Some species of honeysuckle are susceptible to a powdery mildew growing on the leaves. This will not usually injure the plant but may make it less attractive in your garden. Treating mildew on the honeysuckle is not difficult, but it will take time -- perhaps even multiple growing seasons. Knowledge on how to treat the powdery mildew will help you fight the plant disease with more vigour.
- Skill level:
Things you need
- Pruning shears
Start spraying your plant with a fungicide as soon as you detect the mildew if it is in the spring or summer. Read the package carefully to make sure that powdery mildew is listed on the package -- this means you can use the pesticide for this specific problem. Follow the directions on the package for application instruction.
Clear the area around your plant or transplant it to a new area to make the habitat more conducive to growing. The honeysuckle does best in full sun and well-drained soil, where the powdery mildew will not have a chance to grow. It also does not like to be crowded by other plants so, if possible, clear the area to allow the plant to breathe.
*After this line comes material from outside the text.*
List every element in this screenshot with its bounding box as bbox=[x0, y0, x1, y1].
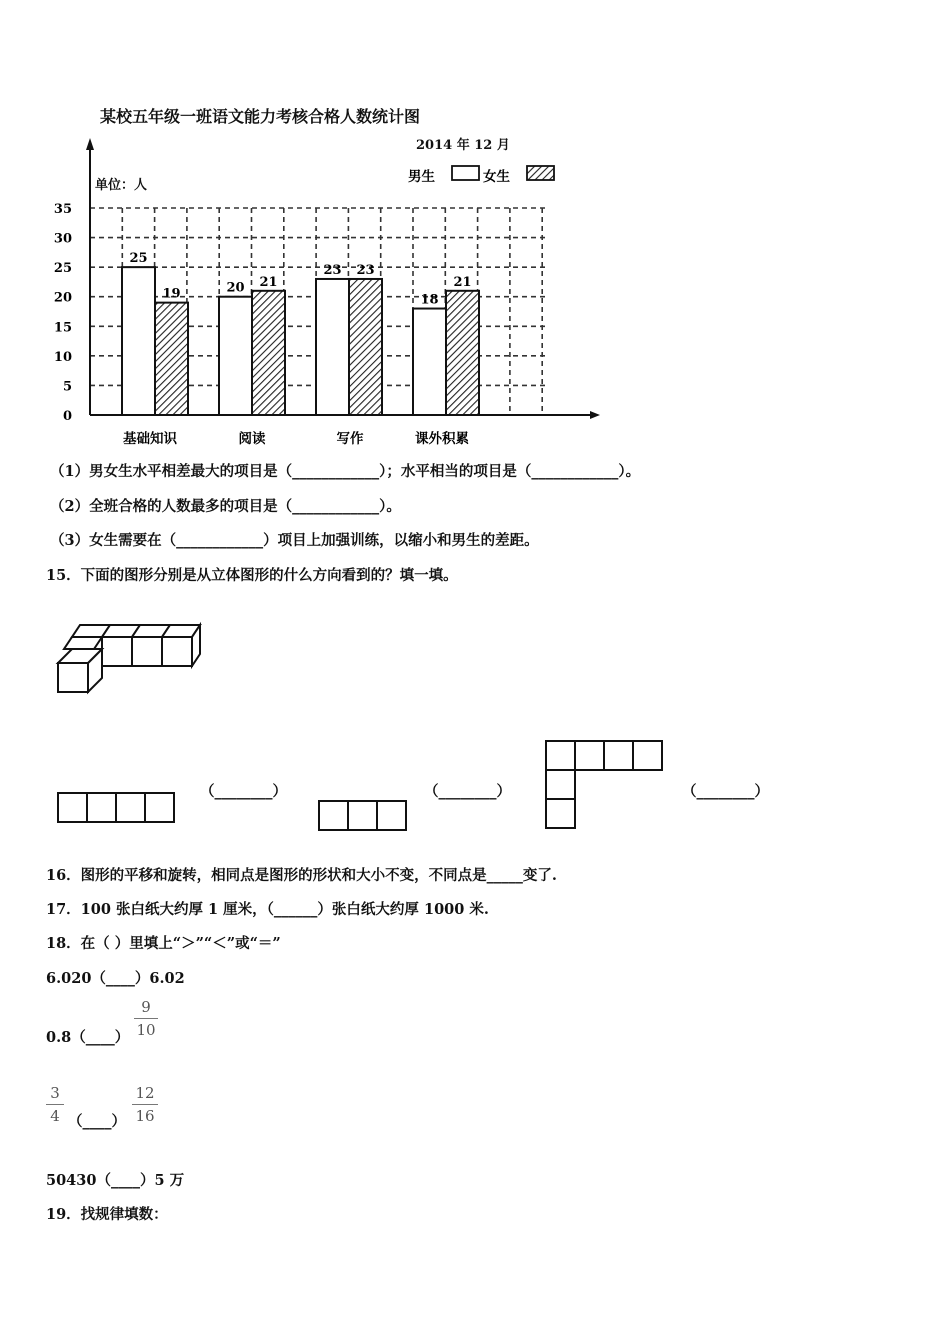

Water your plant thoroughly once a week during dry periods. Do not wet the leaves while watering. If the leaves have been wet by rain, do not move amongst your plants as this will only spread the mildew. Keeping your plant vigorous is the best defence against disease.
Prune off the diseased branches of the honeysuckle in winter when the plant is dormant. Rake up all the leaves and branches of the plant when finished and dispose of them immediately. Burning is the best method for disposal.
Continue applying fungicides, starting in the spring, and again prune in the winter. This will decrease the amount of spores able to infect your plant.
Tips and warnings
- Do not over-fertilise your honeysuckle, as this will promote dense foliage growth limiting air flow in the plant.